Литмир - Электронная Библиотека

Но я хочу жить. Я хочу снова увидеть Химену. И Алехандро. Я хочу, чтобы у меня было время разобраться, что я чувствую к своему супругу.

У каждого будет чем заняться в наше отсутствие. Одни отправятся в княжеские владения распространять слухи о Мальфицио. Другим поручено заняться нашим арсеналом и обучать других пользоваться пращами, луками и стрелами. Третьи будут рыть ямы около всех главных подходов к деревне — их потом накроют тентами и тонким слоем грязи. Самые маленькие будут собирать сон-траву.

Меня пугает перспектива путешествия. Жара, боль в ногах, безвкусная еда маленькими порциями. Так как мы в разведке, мы не можем брать с собой верблюдов и должны нести свой скарб сами.

Нас провожает вся деревня. Они машут руками, пока мы поднимаемся по скале. На их полных надежд лицах широкие улыбки поверх рваной одежды. Нас снова ведет Умберто, тихий и серьезный. Он выставляет плечи вперед, как будто пробивает наш путь сквозь воздух. Почти два дня он не разговаривал со мной.

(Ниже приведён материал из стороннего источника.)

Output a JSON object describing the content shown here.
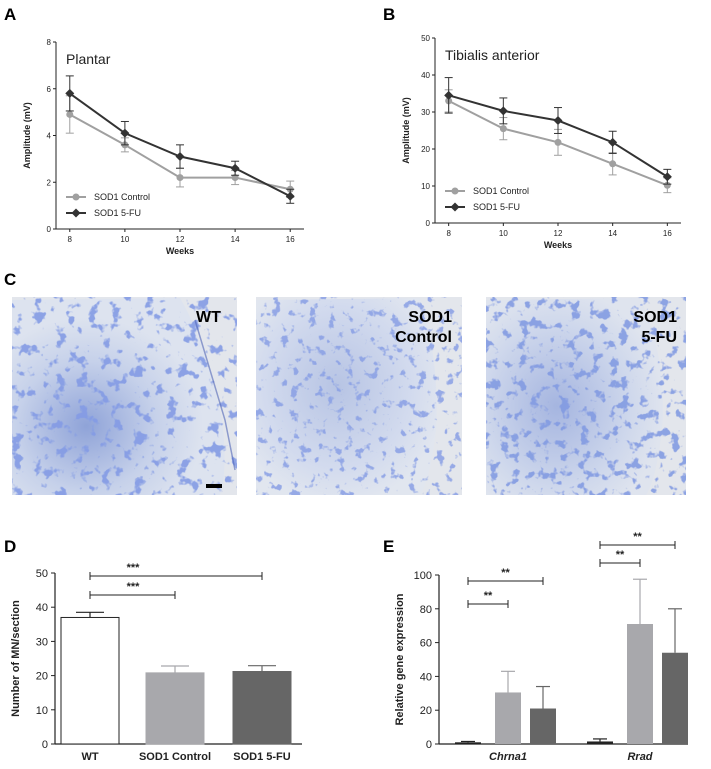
{
  "panels": {
    "a": "A",
    "b": "B",
    "c": "C",
    "d": "D",
    "e": "E"
  },
  "micrographs": [
    {
      "label_lines": [
        "WT"
      ]
    },
    {
      "label_lines": [
        "SOD1",
        "Control"
      ]
    },
    {
      "label_lines": [
        "SOD1",
        "5-FU"
      ]
    }
  ],
  "chart_data": [
    {
      "id": "A",
      "type": "line",
      "title": "Plantar",
      "xlabel": "Weeks",
      "ylabel": "Amplitude (mV)",
      "x": [
        8,
        10,
        12,
        14,
        16
      ],
      "xlim": [
        7.5,
        16.5
      ],
      "ylim": [
        0,
        8
      ],
      "yticks": [
        0,
        2,
        4,
        6,
        8
      ],
      "xticks": [
        8,
        10,
        12,
        14,
        16
      ],
      "legend": "bottom-left",
      "series": [
        {
          "name": "SOD1 Control",
          "color": "#a0a0a0",
          "marker": "circle",
          "values": [
            4.9,
            3.6,
            2.2,
            2.2,
            1.7
          ],
          "err": [
            0.8,
            0.3,
            0.4,
            0.3,
            0.35
          ]
        },
        {
          "name": "SOD1 5-FU",
          "color": "#333333",
          "marker": "diamond",
          "values": [
            5.8,
            4.1,
            3.1,
            2.6,
            1.4
          ],
          "err": [
            0.75,
            0.5,
            0.5,
            0.3,
            0.3
          ]
        }
      ]
    },
    {
      "id": "B",
      "type": "line",
      "title": "Tibialis anterior",
      "xlabel": "Weeks",
      "ylabel": "Amplitude (mV)",
      "x": [
        8,
        10,
        12,
        14,
        16
      ],
      "xlim": [
        7.5,
        16.5
      ],
      "ylim": [
        0,
        50
      ],
      "yticks": [
        0,
        10,
        20,
        30,
        40,
        50
      ],
      "xticks": [
        8,
        10,
        12,
        14,
        16
      ],
      "legend": "bottom-left",
      "series": [
        {
          "name": "SOD1 Control",
          "color": "#a0a0a0",
          "marker": "circle",
          "values": [
            33.0,
            25.5,
            21.8,
            16.0,
            10.2
          ],
          "err": [
            3.0,
            3.0,
            3.5,
            3.0,
            2.0
          ]
        },
        {
          "name": "SOD1 5-FU",
          "color": "#333333",
          "marker": "diamond",
          "values": [
            34.5,
            30.3,
            27.7,
            21.8,
            12.5
          ],
          "err": [
            4.8,
            3.5,
            3.5,
            3.0,
            2.0
          ]
        }
      ]
    },
    {
      "id": "D",
      "type": "bar",
      "ylabel": "Number of MN/section",
      "categories": [
        "WT",
        "SOD1 Control",
        "SOD1 5-FU"
      ],
      "values": [
        37.0,
        20.8,
        21.2
      ],
      "err": [
        1.5,
        2.0,
        1.7
      ],
      "colors": [
        "#ffffff",
        "#a8a8ac",
        "#666666"
      ],
      "ylim": [
        0,
        50
      ],
      "yticks": [
        0,
        10,
        20,
        30,
        40,
        50
      ],
      "significance": [
        {
          "from": 0,
          "to": 2,
          "label": "***"
        },
        {
          "from": 0,
          "to": 1,
          "label": "***"
        }
      ]
    },
    {
      "id": "E",
      "type": "bar",
      "ylabel": "Relative gene expression",
      "categories": [
        "Chrna1",
        "Rrad"
      ],
      "series": [
        {
          "color": "#222222",
          "values": [
            1.0,
            1.5
          ],
          "err": [
            0.5,
            1.5
          ]
        },
        {
          "color": "#a8a8ac",
          "values": [
            30.5,
            71.0
          ],
          "err": [
            12.5,
            26.5
          ]
        },
        {
          "color": "#666666",
          "values": [
            21.0,
            54.0
          ],
          "err": [
            13.0,
            26.0
          ]
        }
      ],
      "ylim": [
        0,
        100
      ],
      "yticks": [
        0,
        20,
        40,
        60,
        80,
        100
      ],
      "significance": [
        {
          "group": 0,
          "from": 0,
          "to": 2,
          "label": "**"
        },
        {
          "group": 0,
          "from": 0,
          "to": 1,
          "label": "**"
        },
        {
          "group": 1,
          "from": 0,
          "to": 2,
          "label": "**"
        },
        {
          "group": 1,
          "from": 0,
          "to": 1,
          "label": "**"
        }
      ]
    }
  ]
}
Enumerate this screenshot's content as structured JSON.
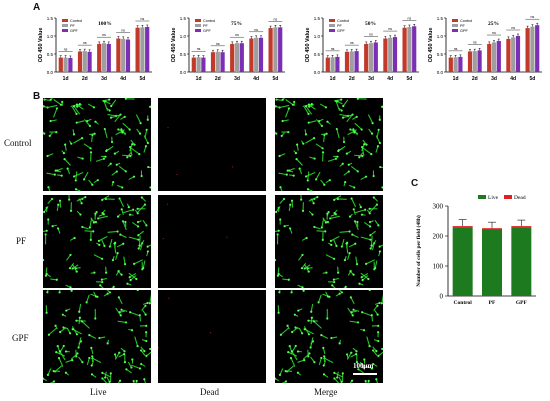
{
  "panels": {
    "a": "A",
    "b": "B",
    "c": "C"
  },
  "growth_charts_common": {
    "ylabel": "OD 450 Value",
    "x": [
      "1d",
      "2d",
      "3d",
      "4d",
      "5d"
    ],
    "yticks": [
      "0.0",
      "0.5",
      "1.0",
      "1.5"
    ],
    "legend": [
      "Control",
      "PF",
      "GPF"
    ],
    "colors": {
      "Control": "#c0392b",
      "PF": "#9e9e9e",
      "GPF": "#7b2fb5"
    },
    "annotation": "ns"
  },
  "chart_data": [
    {
      "type": "bar",
      "title": "100%",
      "xlabel": "",
      "ylabel": "OD 450 Value",
      "categories": [
        "1d",
        "2d",
        "3d",
        "4d",
        "5d"
      ],
      "ylim": [
        0,
        1.5
      ],
      "series": [
        {
          "name": "Control",
          "values": [
            0.4,
            0.57,
            0.78,
            0.93,
            1.23
          ]
        },
        {
          "name": "PF",
          "values": [
            0.4,
            0.58,
            0.8,
            0.92,
            1.24
          ]
        },
        {
          "name": "GPF",
          "values": [
            0.39,
            0.56,
            0.78,
            0.9,
            1.25
          ]
        }
      ]
    },
    {
      "type": "bar",
      "title": "75%",
      "xlabel": "",
      "ylabel": "OD 450 Value",
      "categories": [
        "1d",
        "2d",
        "3d",
        "4d",
        "5d"
      ],
      "ylim": [
        0,
        1.5
      ],
      "series": [
        {
          "name": "Control",
          "values": [
            0.4,
            0.55,
            0.78,
            0.93,
            1.22
          ]
        },
        {
          "name": "PF",
          "values": [
            0.41,
            0.56,
            0.8,
            0.95,
            1.24
          ]
        },
        {
          "name": "GPF",
          "values": [
            0.4,
            0.55,
            0.8,
            0.95,
            1.24
          ]
        }
      ]
    },
    {
      "type": "bar",
      "title": "50%",
      "xlabel": "",
      "ylabel": "OD 450 Value",
      "categories": [
        "1d",
        "2d",
        "3d",
        "4d",
        "5d"
      ],
      "ylim": [
        0,
        1.5
      ],
      "series": [
        {
          "name": "Control",
          "values": [
            0.4,
            0.56,
            0.78,
            0.93,
            1.23
          ]
        },
        {
          "name": "PF",
          "values": [
            0.41,
            0.57,
            0.8,
            0.95,
            1.25
          ]
        },
        {
          "name": "GPF",
          "values": [
            0.42,
            0.58,
            0.82,
            0.97,
            1.27
          ]
        }
      ]
    },
    {
      "type": "bar",
      "title": "25%",
      "xlabel": "",
      "ylabel": "OD 450 Value",
      "categories": [
        "1d",
        "2d",
        "3d",
        "4d",
        "5d"
      ],
      "ylim": [
        0,
        1.5
      ],
      "series": [
        {
          "name": "Control",
          "values": [
            0.4,
            0.57,
            0.78,
            0.92,
            1.22
          ]
        },
        {
          "name": "PF",
          "values": [
            0.41,
            0.58,
            0.82,
            0.96,
            1.26
          ]
        },
        {
          "name": "GPF",
          "values": [
            0.42,
            0.6,
            0.86,
            1.0,
            1.3
          ]
        }
      ]
    },
    {
      "type": "bar",
      "title": "",
      "xlabel": "",
      "ylabel": "Number of cells per field (48h)",
      "categories": [
        "Control",
        "PF",
        "GPF"
      ],
      "ylim": [
        0,
        300
      ],
      "yticks": [
        "0",
        "100",
        "200",
        "300"
      ],
      "legend_position": "top",
      "colors": {
        "Live": "#1e7a1e",
        "Dead": "#e02020"
      },
      "series": [
        {
          "name": "Live",
          "values": [
            228,
            220,
            228
          ],
          "error": [
            22,
            20,
            20
          ]
        },
        {
          "name": "Dead",
          "values": [
            5,
            6,
            5
          ]
        }
      ]
    }
  ],
  "microscopy": {
    "rows": [
      "Control",
      "PF",
      "GPF"
    ],
    "columns": [
      "Live",
      "Dead",
      "Merge"
    ],
    "scale_bar": "100μm"
  }
}
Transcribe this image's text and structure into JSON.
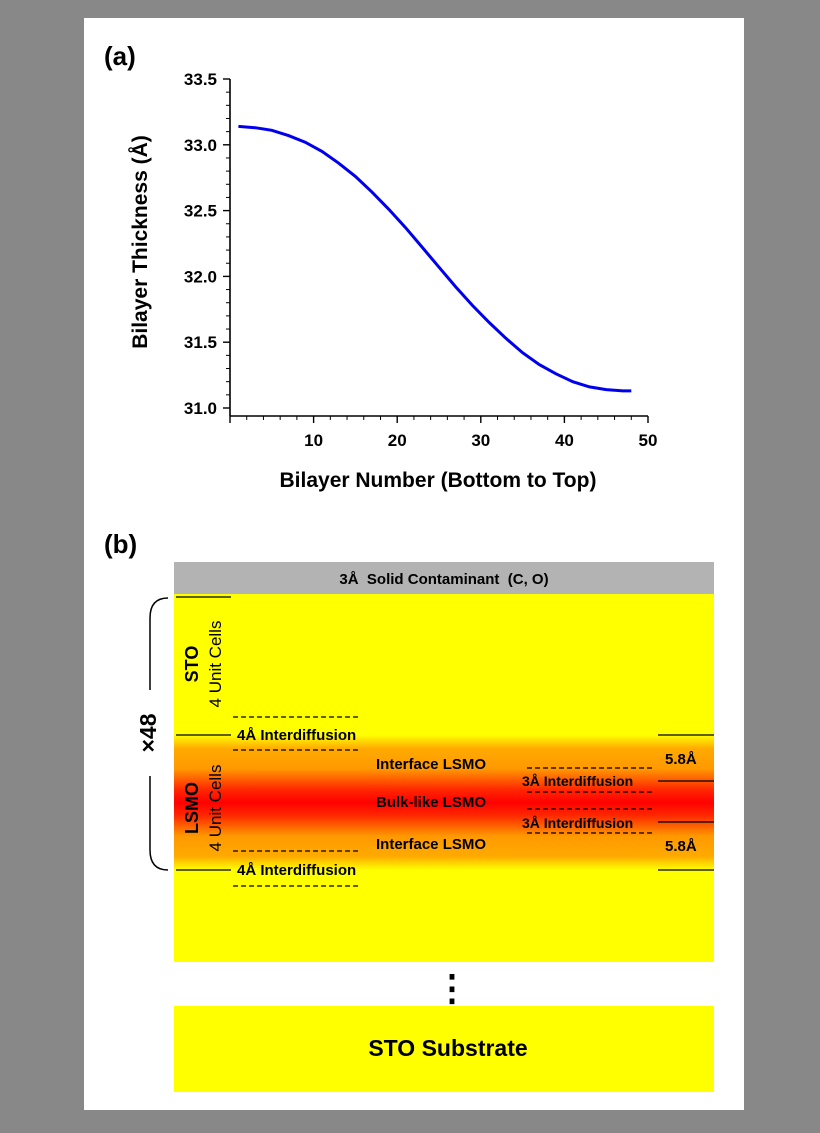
{
  "panel_a": {
    "label": "(a)"
  },
  "panel_b": {
    "label": "(b)",
    "contaminant_label": "3Å  Solid Contaminant  (C, O)",
    "repeat_label": "×48",
    "sto_name": "STO",
    "sto_cells": "4 Unit Cells",
    "lsmo_name": "LSMO",
    "lsmo_cells": "4 Unit Cells",
    "interdiffusion_4a": "4Å Interdiffusion",
    "interface_lsmo": "Interface LSMO",
    "bulk_like_lsmo": "Bulk-like LSMO",
    "interdiffusion_3a": "3Å Interdiffusion",
    "thickness_58": "5.8Å",
    "ellipsis": "⋮",
    "substrate_label": "STO Substrate",
    "colors": {
      "sto_yellow": "#ffff00",
      "lsmo_orange": "#ff9900",
      "bulk_red": "#ff0000",
      "contaminant_gray": "#b3b3b3"
    }
  },
  "chart_data": {
    "type": "line",
    "title": "",
    "xlabel": "Bilayer Number (Bottom to Top)",
    "ylabel": "Bilayer Thickness (Å)",
    "xlim": [
      0,
      50
    ],
    "ylim": [
      31.0,
      33.5
    ],
    "x_ticks": [
      "10",
      "20",
      "30",
      "40",
      "50"
    ],
    "y_ticks": [
      "31.0",
      "31.5",
      "32.0",
      "32.5",
      "33.0",
      "33.5"
    ],
    "line_color": "#0000ee",
    "grid": false,
    "series": [
      {
        "x": [
          1,
          3,
          5,
          7,
          9,
          11,
          13,
          15,
          17,
          19,
          21,
          23,
          25,
          27,
          29,
          31,
          33,
          35,
          37,
          39,
          41,
          43,
          45,
          47,
          48
        ],
        "y": [
          33.14,
          33.13,
          33.11,
          33.07,
          33.02,
          32.95,
          32.86,
          32.76,
          32.64,
          32.51,
          32.37,
          32.22,
          32.07,
          31.92,
          31.78,
          31.65,
          31.53,
          31.42,
          31.33,
          31.26,
          31.2,
          31.16,
          31.14,
          31.13,
          31.13
        ]
      }
    ]
  }
}
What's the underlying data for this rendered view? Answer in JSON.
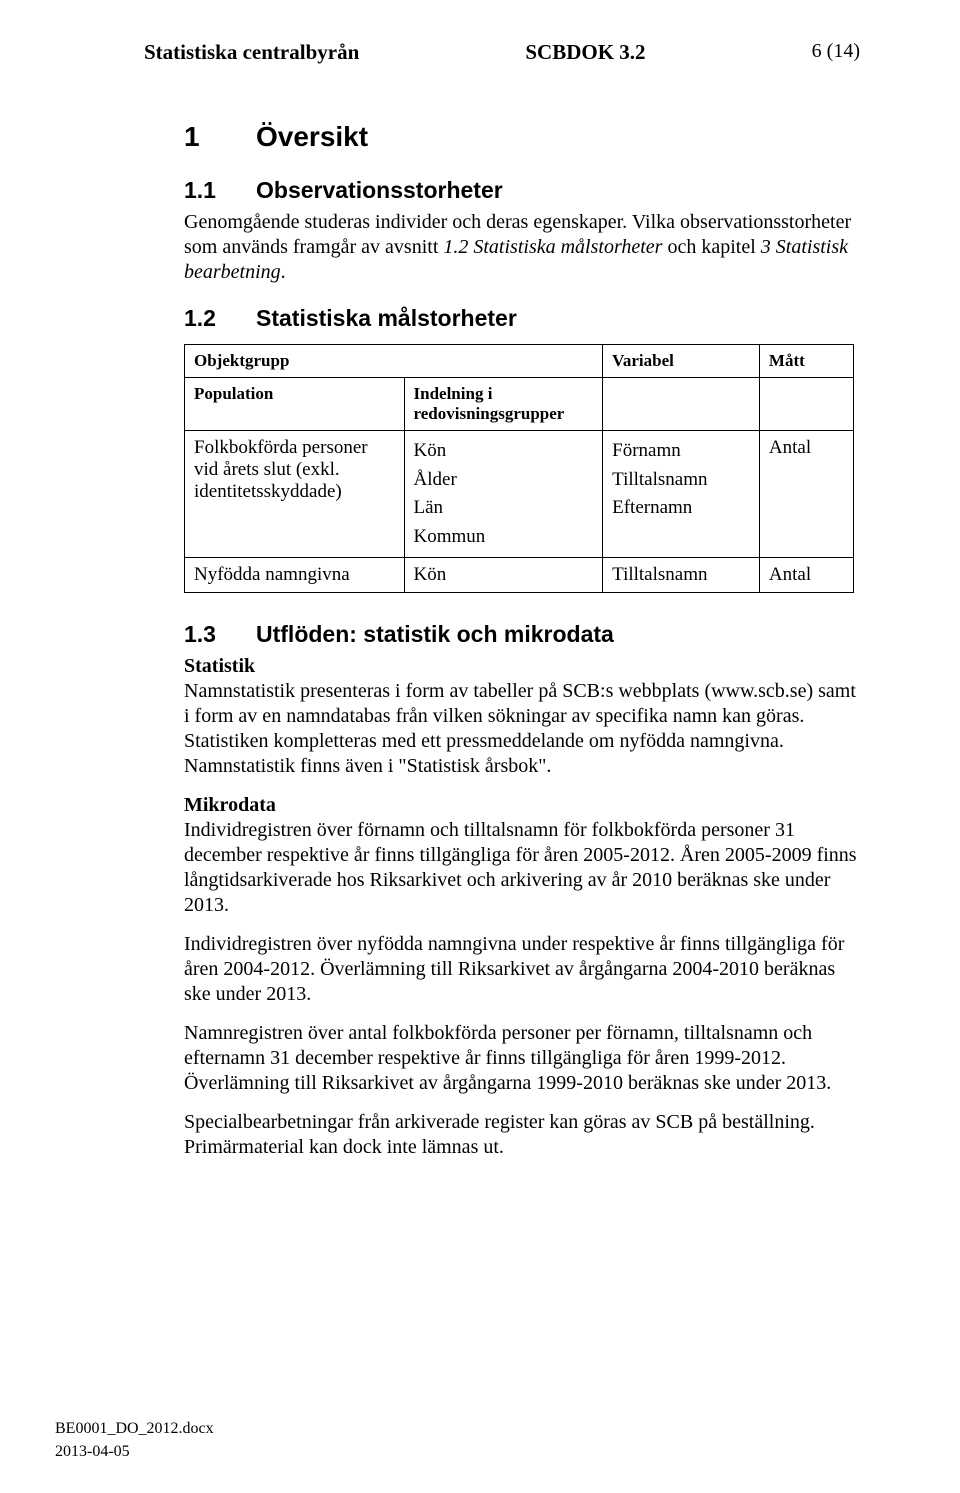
{
  "header": {
    "left": "Statistiska centralbyrån",
    "center": "SCBDOK 3.2",
    "right": "6 (14)"
  },
  "section1": {
    "num": "1",
    "title": "Översikt"
  },
  "section11": {
    "num": "1.1",
    "title": "Observationsstorheter",
    "para": "Genomgående studeras individer och deras egenskaper. Vilka observationsstorheter som används framgår av avsnitt ",
    "para_it1": "1.2 Statistiska målstorheter",
    "para_mid": " och kapitel ",
    "para_it2": "3 Statistisk bearbetning",
    "para_end": "."
  },
  "section12": {
    "num": "1.2",
    "title": "Statistiska målstorheter"
  },
  "table": {
    "hdr_obj": "Objektgrupp",
    "hdr_var": "Variabel",
    "hdr_matt": "Mått",
    "hdr_pop": "Population",
    "hdr_ind": "Indelning i redovisningsgrupper",
    "r1_pop": "Folkbokförda personer vid årets slut (exkl. identitetsskyddade)",
    "r1_ind1": "Kön",
    "r1_ind2": "Ålder",
    "r1_ind3": "Län",
    "r1_ind4": "Kommun",
    "r1_var1": "Förnamn",
    "r1_var2": "Tilltalsnamn",
    "r1_var3": "Efternamn",
    "r1_matt": "Antal",
    "r2_pop": "Nyfödda namngivna",
    "r2_ind": "Kön",
    "r2_var": "Tilltalsnamn",
    "r2_matt": "Antal"
  },
  "section13": {
    "num": "1.3",
    "title": "Utflöden: statistik och mikrodata",
    "stat_label": "Statistik",
    "stat_para": "Namnstatistik presenteras i form av tabeller på SCB:s webbplats (www.scb.se) samt i form av en namndatabas från vilken sökningar av specifika namn kan göras. Statistiken kompletteras med ett pressmeddelande om nyfödda namngivna. Namnstatistik finns även i \"Statistisk årsbok\".",
    "mikro_label": "Mikrodata",
    "mikro_p1": "Individregistren över förnamn och tilltalsnamn för folkbokförda personer 31 december respektive år finns tillgängliga för åren 2005-2012. Åren 2005-2009 finns långtidsarkiverade hos Riksarkivet och arkivering av år 2010 beräknas ske under 2013.",
    "mikro_p2": "Individregistren över nyfödda namngivna under respektive år finns tillgängliga för åren 2004-2012. Överlämning till Riksarkivet av årgångarna 2004-2010 beräknas ske under 2013.",
    "mikro_p3": "Namnregistren över antal folkbokförda personer per förnamn, tilltalsnamn och efternamn 31 december respektive år finns tillgängliga för åren 1999-2012. Överlämning till Riksarkivet av årgångarna 1999-2010 beräknas ske under 2013.",
    "mikro_p4": "Specialbearbetningar från arkiverade register kan göras av SCB på beställning. Primärmaterial kan dock inte lämnas ut."
  },
  "footer": {
    "filename": "BE0001_DO_2012.docx",
    "date": "2013-04-05"
  }
}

В мои плечи врезаются лямки рюкзака, в котором лежит спальник, сухая еда, бурдюк с водой, чернила и шкура — чтобы нарисовать с их помощью карту.

Умберто задает энергичный темп. Как и прежде, я прикладываю усилия, чтобы не отставать. Я уже не та толстая принцесса, похищенная из постели в Бризадульче, но по сравнению с моими проворными компаньонами я ужасно медленная и неуклюжая. Дорога через пустыню была стремительная, но равномерная и прямая. Здесь, в холмах, мои лодыжки болят из-за необходимости маневрировать между валунами и кустарниками, из-за подъема, нужного только для того, чтобы спуститься с другой стороны. Я, конечно, произвожу больше шума, чем вся группа, так что не знаю, как мне удастся подкрасться к Инвьернам незамеченной.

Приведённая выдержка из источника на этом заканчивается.